Field Studies in Environmental Studies Offer Variety of Experiences

Baylor's Department of Environmental Studies offers many opportunities for field schools and study abroad. These programs are lead by a faculty member and can be taken for course credit. For full details on these programs, visit the department's website by clicking here.

Field schools have included trips to:

  • Appalachia
  • Costa Rica
  • Belize
  • Alaska
  • Central Texas Zoos

Baylor in the Appalachias
This field school offered students the opportunity to learn a variety of field methods while using them to collect primary data. Field locations were primarily in the Great Smoky Mountains National Park, and in Red River Gorge, Kentucky.

Research topics included

  • Exploring options for managing public lands
  • Reconciling wilderness preservation and recreation demands
  • Rural Appalachian lifeways comparing with other rural areas in the United States
  • Ecotourism as a viable development strategy for Appalachia.

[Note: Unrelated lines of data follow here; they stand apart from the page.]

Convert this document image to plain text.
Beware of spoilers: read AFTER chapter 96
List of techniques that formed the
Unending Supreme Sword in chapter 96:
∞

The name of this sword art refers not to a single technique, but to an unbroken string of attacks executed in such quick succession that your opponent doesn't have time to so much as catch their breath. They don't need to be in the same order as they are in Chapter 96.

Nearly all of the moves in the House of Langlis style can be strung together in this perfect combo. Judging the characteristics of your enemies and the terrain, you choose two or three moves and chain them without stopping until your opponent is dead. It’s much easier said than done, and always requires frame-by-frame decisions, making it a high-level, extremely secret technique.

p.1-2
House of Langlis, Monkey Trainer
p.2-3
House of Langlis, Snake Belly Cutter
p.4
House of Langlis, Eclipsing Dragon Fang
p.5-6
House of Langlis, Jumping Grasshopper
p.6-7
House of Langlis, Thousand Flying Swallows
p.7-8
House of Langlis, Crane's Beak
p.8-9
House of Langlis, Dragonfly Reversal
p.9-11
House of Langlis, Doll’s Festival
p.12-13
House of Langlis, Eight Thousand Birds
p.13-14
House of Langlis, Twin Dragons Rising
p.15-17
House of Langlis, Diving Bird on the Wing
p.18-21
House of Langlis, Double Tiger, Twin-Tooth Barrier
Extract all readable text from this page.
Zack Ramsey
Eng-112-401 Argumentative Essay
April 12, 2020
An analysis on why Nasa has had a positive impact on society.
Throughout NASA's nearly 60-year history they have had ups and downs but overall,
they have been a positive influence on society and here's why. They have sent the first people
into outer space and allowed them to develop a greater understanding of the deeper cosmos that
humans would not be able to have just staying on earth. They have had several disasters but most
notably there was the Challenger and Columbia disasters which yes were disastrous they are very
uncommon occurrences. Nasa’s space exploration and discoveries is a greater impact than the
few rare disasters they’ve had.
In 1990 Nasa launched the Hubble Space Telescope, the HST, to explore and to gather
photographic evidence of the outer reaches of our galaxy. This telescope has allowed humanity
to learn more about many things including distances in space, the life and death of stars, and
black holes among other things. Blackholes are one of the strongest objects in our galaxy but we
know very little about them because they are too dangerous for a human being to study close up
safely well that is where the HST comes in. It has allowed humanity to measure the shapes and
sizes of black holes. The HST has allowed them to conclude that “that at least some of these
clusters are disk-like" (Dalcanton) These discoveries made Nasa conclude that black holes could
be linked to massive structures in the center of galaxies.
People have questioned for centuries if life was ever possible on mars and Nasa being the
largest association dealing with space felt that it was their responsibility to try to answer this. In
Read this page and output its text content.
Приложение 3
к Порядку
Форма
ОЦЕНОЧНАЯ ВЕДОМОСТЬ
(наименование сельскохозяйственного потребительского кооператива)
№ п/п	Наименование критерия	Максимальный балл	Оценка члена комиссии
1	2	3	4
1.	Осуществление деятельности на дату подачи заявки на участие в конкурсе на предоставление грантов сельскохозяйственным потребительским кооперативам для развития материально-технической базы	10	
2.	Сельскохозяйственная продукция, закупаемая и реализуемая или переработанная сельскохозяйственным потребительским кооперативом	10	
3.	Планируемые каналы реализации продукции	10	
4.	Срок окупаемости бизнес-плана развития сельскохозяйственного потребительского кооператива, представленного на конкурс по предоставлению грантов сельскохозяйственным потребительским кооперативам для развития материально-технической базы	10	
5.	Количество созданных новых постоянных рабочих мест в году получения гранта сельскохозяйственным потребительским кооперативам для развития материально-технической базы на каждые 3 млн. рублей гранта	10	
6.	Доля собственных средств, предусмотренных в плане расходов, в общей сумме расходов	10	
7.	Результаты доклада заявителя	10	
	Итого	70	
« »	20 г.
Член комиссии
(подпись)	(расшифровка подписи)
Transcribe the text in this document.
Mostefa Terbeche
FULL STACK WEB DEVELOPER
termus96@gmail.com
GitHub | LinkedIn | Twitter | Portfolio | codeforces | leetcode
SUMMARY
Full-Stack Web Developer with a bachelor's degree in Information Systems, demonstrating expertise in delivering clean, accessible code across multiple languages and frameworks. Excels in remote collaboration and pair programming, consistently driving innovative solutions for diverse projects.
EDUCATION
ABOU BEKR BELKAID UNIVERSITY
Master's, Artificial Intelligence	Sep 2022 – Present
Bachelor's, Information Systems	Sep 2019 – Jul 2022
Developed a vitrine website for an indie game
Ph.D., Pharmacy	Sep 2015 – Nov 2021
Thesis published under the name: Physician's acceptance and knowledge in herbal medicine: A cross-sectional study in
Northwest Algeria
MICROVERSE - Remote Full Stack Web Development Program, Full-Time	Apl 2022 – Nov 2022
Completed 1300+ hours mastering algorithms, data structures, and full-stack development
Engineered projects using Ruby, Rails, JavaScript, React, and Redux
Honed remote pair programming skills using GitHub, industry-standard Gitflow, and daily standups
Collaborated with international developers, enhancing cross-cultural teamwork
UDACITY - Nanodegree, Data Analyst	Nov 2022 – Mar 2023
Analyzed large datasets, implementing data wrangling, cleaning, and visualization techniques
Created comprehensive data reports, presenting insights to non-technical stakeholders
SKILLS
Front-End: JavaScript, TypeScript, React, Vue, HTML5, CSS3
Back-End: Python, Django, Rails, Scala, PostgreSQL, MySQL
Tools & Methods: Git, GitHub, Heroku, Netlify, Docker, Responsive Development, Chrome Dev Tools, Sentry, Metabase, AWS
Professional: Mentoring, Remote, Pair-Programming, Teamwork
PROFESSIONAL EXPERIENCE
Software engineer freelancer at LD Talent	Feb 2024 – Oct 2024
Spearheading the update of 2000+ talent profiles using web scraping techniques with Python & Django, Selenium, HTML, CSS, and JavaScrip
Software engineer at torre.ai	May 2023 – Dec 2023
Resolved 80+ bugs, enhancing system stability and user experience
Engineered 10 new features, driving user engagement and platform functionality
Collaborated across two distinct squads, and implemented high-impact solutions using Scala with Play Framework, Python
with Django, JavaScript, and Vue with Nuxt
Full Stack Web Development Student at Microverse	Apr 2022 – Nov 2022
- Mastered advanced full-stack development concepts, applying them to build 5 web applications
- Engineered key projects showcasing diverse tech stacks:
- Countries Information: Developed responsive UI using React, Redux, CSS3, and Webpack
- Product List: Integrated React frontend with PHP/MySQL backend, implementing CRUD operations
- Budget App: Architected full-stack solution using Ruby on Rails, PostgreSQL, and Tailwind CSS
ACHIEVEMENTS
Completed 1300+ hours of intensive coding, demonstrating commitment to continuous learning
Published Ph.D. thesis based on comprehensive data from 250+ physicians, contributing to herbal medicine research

In the 2004 trip to Appalachia, students spent the first two weeks in eastern Tennessee with a forest ecologist learning about the history of the Great Smoky Mountains National Park, and a variety of management issues. The last three weeks are spent in Red River Gorge, Kentucky, with an applied anthropologist, conducting research on recreationists, local residents, absentee landowners, and management personnel. There were also several recreational opportunities, including hiking, canoeing, some rafting, camping, and caving.

Baylor in Costa Rica
During the second summer session of 2004, the environmental studies department took a group of students to Costa Rica to participate in a hands-on learning opportunity in one of the most biologically diverse living laboratories in the world. The course focused on three major environmental issues facing today's global community:

  • Tropical ecology
  • Water/natural resource management
  • Sustainability

Animal Enrichment Field School
Enrichment is a husbandry principle that enhances the quality of captive animal care. In this course, students spent 4 weeks working with animals at the Cameron Park Zoo, experimenting with:

  • Scattering, hiding, or freezing food
  • Redesigning exhibits
  • Providing toys and objects to manipulate
  • Training animals to respond to caretaker cue

Students chose the animals they want to work with and do original research. They worked with various species of animals at the Cameron Park Zoo, including elephants, gibbons, snakes, alligators, lions, tigers, giraffes, and many species of birds.

In addition to working at the zoo, several field trips were taken to other zoos and sanctuaries around Central Texas. Students also spent 5 days at South Padre Island, working with sea turtles.